One way to accept death is simply thinking how bad things could get beyond this current unusual normalcy (which won’t last long). Cancer patients want to die. Slaves want to die. Imagine denying death to those least fortunate. That would be way worse than mortality. (And yes, you could probably cure cancer or any pain in a world with immortality, but the problem are the slaves, of those denied the treatment… i.e., the problem is the tyranny, which would be greatly amplified in a deathless world, and being naive to the point of not considering it.)
You’re fighting a strawman (nobody’s going to deny death to anyone, and except for seriously ill most people who truly want to die now have an option to do so; myself I’m actually pro-euthanasia). And, once again, you want to inflict on literally everyone a fate you say you don’t want for yourself. Also, I don’t accept the premise there’s any innate power balance in the universe that we ought to uphold even at the cost of our lives, we do not inhabit a Marvel movie. And you’re assuming the knowledge which you can’t possibly have, about exactly how human consciousness functions and what alterations to it we’ll be able to make in the next centuries or millennia.

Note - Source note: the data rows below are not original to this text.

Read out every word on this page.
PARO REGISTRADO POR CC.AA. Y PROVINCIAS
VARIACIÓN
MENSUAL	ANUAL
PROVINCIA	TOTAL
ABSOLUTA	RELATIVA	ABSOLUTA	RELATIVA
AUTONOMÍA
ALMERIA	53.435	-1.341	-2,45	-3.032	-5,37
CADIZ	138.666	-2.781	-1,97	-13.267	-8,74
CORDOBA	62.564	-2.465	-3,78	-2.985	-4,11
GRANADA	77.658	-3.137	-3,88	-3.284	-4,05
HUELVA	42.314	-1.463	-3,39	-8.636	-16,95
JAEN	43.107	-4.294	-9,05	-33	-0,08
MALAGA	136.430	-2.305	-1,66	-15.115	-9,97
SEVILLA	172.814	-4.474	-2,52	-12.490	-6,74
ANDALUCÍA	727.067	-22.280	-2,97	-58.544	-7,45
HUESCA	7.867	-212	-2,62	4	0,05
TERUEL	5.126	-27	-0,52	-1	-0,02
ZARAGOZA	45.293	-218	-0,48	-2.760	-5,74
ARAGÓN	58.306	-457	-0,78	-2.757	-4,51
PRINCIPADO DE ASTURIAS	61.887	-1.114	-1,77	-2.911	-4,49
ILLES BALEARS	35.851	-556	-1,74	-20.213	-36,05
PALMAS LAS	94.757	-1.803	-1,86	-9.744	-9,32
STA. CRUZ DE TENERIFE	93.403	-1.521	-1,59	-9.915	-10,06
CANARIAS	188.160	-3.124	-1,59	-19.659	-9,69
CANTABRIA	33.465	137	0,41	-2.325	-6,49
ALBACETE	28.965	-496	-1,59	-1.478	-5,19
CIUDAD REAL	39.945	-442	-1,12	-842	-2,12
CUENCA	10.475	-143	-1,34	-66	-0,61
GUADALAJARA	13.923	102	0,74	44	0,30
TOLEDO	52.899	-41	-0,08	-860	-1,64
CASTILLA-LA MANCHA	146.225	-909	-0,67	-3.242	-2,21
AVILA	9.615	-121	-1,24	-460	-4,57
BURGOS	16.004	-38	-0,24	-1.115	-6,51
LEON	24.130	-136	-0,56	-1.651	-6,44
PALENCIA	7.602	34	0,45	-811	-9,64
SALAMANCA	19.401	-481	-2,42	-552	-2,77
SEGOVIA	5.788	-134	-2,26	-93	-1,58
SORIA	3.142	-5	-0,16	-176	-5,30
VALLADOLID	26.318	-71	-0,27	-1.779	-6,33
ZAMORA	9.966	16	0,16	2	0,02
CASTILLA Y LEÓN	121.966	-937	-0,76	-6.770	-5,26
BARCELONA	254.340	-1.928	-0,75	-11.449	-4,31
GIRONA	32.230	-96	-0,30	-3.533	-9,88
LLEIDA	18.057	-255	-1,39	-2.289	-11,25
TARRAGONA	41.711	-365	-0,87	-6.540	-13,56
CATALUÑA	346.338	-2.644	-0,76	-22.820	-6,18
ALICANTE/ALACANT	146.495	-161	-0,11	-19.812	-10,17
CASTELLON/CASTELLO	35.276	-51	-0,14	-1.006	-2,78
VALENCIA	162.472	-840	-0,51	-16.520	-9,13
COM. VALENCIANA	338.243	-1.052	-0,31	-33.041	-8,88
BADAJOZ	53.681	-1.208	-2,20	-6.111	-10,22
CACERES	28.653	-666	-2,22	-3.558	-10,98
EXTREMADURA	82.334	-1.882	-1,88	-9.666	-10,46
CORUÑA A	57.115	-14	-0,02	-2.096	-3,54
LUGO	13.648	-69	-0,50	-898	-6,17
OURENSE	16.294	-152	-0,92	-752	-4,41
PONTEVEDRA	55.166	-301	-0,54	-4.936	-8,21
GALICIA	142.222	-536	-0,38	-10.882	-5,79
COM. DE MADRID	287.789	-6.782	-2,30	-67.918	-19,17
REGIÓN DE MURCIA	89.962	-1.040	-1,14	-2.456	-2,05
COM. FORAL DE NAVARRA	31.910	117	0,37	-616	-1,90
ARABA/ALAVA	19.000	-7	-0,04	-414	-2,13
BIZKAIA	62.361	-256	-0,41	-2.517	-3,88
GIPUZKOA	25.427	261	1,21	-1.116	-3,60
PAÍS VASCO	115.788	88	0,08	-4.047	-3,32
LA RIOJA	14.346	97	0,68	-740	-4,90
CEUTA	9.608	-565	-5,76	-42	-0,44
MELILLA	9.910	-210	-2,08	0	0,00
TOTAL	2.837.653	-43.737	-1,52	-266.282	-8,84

“you’re assuming the knowledge which you can’t possibly have”
Naturally, I can’t predict the future (unfortunately). But neither can you:
“nobody’s going to deny death to anyone”
You’re making just as much assumptions as myself. The only difference is that you want to spin the heaven/hell wheel of fortune (this is a metaphor), while I don’t—at least not until we’ve had a hell of a lot more time to study it (aka no immortality in a foreseeable future).